Non racconto la storia perché Coop ha deciso di distribuire, a chiunque ne faccia richiesta, una copia del filmato, in maniera da garantirne la massima diffusione per poter finalmente dar luogo al dibattito e, si spera, alla presa di coscienza che un tale argomento merita. Tratto dal racconto “Effetti collaterali” di Lorella Fanotti – un racconto di un paio di anni fa, che fa parte del volume “Racconti dietro l’angolo” reperibile su Amazon -, il film è diretto da Manfredi Rutelli, che ha curato, insieme ad altre due persone, anche la riduzione del racconto e la sceneggiatura.

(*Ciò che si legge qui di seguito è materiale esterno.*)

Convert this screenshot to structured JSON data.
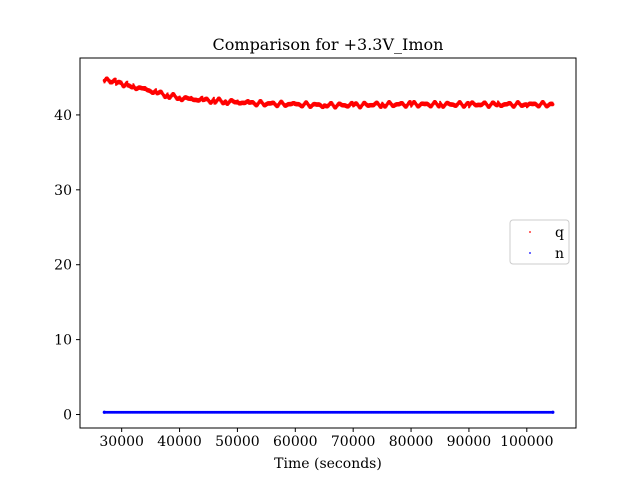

Certo, non si può dire che si tratti un bel film: uno schiaffo in faccia non piace mai. E però è un film che non perde un colpo, si sostiene e si dipana nella coralità di una serie di volti e voci – sono una ventina di “attori”, tutti visibilmente emozionati e però determinati al proprio contributo. Bravi, davvero – che, proprio nel raccontare quella storia, danno vita a un dramma terribile perché senza soluzione o via di fuga apparente.

Il film, a parer mio, può essere letto secondo due chiavi: quella esplicita della chiusura nel privato, nel dramma che si consuma nel quadro di un malinteso senso della famiglia (il ruolo sociale di moglie e madre irreprensibile è scandito dalla preoccupazione delle “chiacchiere”, dei “panni sporchi”, ecc.) in cui si viene a giocare anche la dialettica schiavo-padrone o, meglio, vittima-aguzzino, dialettica negativa cui la donna si sottrae all’ultimo momento, evitando la tentazione della soluzione “a portata di mano”; e c’è poi una chiave implicita, rappresentata dalla coralità della recitazione di questa (meravigliosa) gente comune.

Nel raccontare quella storia, ognuno racconta la storia, purtroppo nota, di un qualcuno che conosce, del vicino di pianerottolo, della signora che qui, accanto a me, sta pesando la frutta sulla bilancia. E ognuno porta il brivido segreto che si tratti di una storia che in qualche modo possa toccare in sorte anche a me che ne parlo. Forse quest’ultimo è un “effetto collaterale”, nel senso che emerge come un possibile risultato non voluto coscientemente ma che, non di meno, contribuisce a fare la forza di questo breve filmato.

Spero che effettivamente ci sia modo di far circolare questo film: se si riuscisse a farlo vedere a quante più persone possibile, potrebbe essere davvero un contributo a migliorare la consapevolezza che la violenza di genere non può diventare o passare per un fatto ordinario, normale. E’ un fatto doloroso che svilisce chi la subisce ma anche chi la perpetra.